Level 4 · Advanced undergraduate teaching kit · Third- and fourth-year university
Condensed matter, superconductivity, and coherent states
Use the learner record during the live investigation, then use the instructor guide to facilitate comparison, address misconceptions, and assess evidence-bounded reasoning.
Learner lab record
Band-structure gap and effective-mass study
How do lattice coupling and filling reshape free-particle motion into bands, gaps, and effective quasiparticle response?
Setup
Use the band-structure laboratory.
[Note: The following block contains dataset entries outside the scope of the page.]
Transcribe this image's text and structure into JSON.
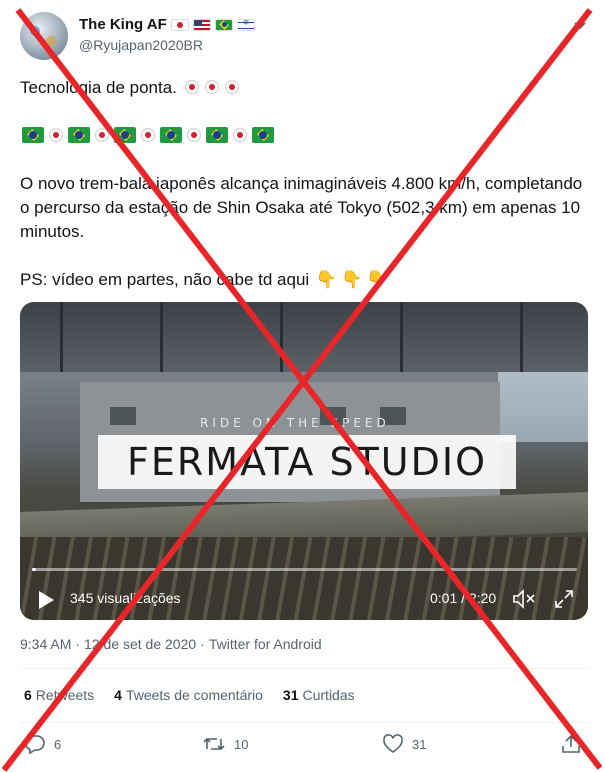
{
  "tweet": {
    "display_name": "The King AF",
    "handle": "@Ryujapan2020BR",
    "line1": "Tecnologia de ponta.",
    "paragraph": "O novo trem-bala japonês alcança inimagináveis 4.800 km/h, completando o percurso da estação de Shin Osaka até Tokyo (502,3 km) em apenas 10 minutos.",
    "ps": "PS: vídeo em partes, não cabe td aqui"
  },
  "video": {
    "banner_title": "FERMATA STUDIO",
    "banner_sub": "RIDE ON THE SPEED",
    "views": "345 visualizações",
    "time": "0:01 / 2:20",
    "progress": 0.007
  },
  "meta": {
    "time": "9:34 AM",
    "sep1": "·",
    "date": "12 de set de 2020",
    "sep2": "·",
    "source": "Twitter for Android"
  },
  "stats": {
    "retweets_count": "6",
    "retweets_label": "Retweets",
    "quotes_count": "4",
    "quotes_label": "Tweets de comentário",
    "likes_count": "31",
    "likes_label": "Curtidas"
  },
  "actions": {
    "reply_count": "6",
    "retweet_count": "10",
    "like_count": "31"
  },
  "icons": {
    "more": "chevron-down-icon",
    "reply": "reply-icon",
    "retweet": "retweet-icon",
    "like": "heart-icon",
    "share": "share-icon",
    "play": "play-icon",
    "mute": "mute-icon",
    "fullscreen": "fullscreen-icon"
  },
  "colors": {
    "cross": "#e8262a",
    "muted_text": "#536471",
    "text": "#0f1419"
  }
}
Establish the uncoupled dispersion, increase the periodic coupling, then compare gap size, curvature, filling, and transport interpretation.
Predict first
- 1. Predict where a periodic potential opens a gap.
- 2. Predict how flatter band curvature changes effective mass magnitude.
| Variable | Role | Unit |
|---|---|---|
| Lattice spacing and coupling | model inputs | length and energy |
| Wavevector | state coordinate | 1/length |
| Band energy and gap | dependent spectrum | eV |
| Band curvature/effective mass | dependent response | energy·length² and mass |
Observation columns
Analyze
- 1. Which symmetry point hosts the gap?
- 2. How does coupling change the avoided crossing?
- 3. Why does band filling matter for conduction?
- 4. Why does an effective metric analogy not imply modified fundamental spacetime?
Conclusion frame
Increasing lattice coupling from ___ to ___ changed the zone-boundary gap from ___ to ___ and local curvature ___; the transport implication is ___.
Instructor guide · 55–75 minutes
Teach the investigation, not the interface
Learning target: Learners connect periodic structure to bands, gaps, filling, and effective mass while respecting the boundary between material analogies and spacetime geometry.
Prepare
- • Review reciprocal space and Brillouin-zone boundaries.
- • Sketch the free-electron folded dispersion.
- • Define curvature-based effective mass.
Facilitation moves
- • Start from the uncoupled limit.
- • Ask which states hybridize at the avoided crossing.
- • Separate spectrum, filling, and scattering contributions to transport.
Accessibility and participation
- • Pair dispersion plots with energy tables at named symmetry points.
- • Use line style and labels rather than color alone.
- • Offer a real-space lattice sketch alongside reciprocal-space notation.
Evidence of learning
- • An uncoupled-versus-coupled comparison
- • A gap and curvature calculation
- • An effective-versus-fundamental geometry distinction
Misconception checks
A band gap means no electron states exist at any energy.
The gap separates allowed bands over a specified crystal momentum structure; other bands and excitations may exist.
Effective mass or analog curvature changes fundamental gravity.
It describes quasiparticle response inside a material model unless an independent gravitational observable is demonstrated.
Extension
Change filling through the gap and predict the idealized conductor-to-insulator transition before adding scattering or interactions.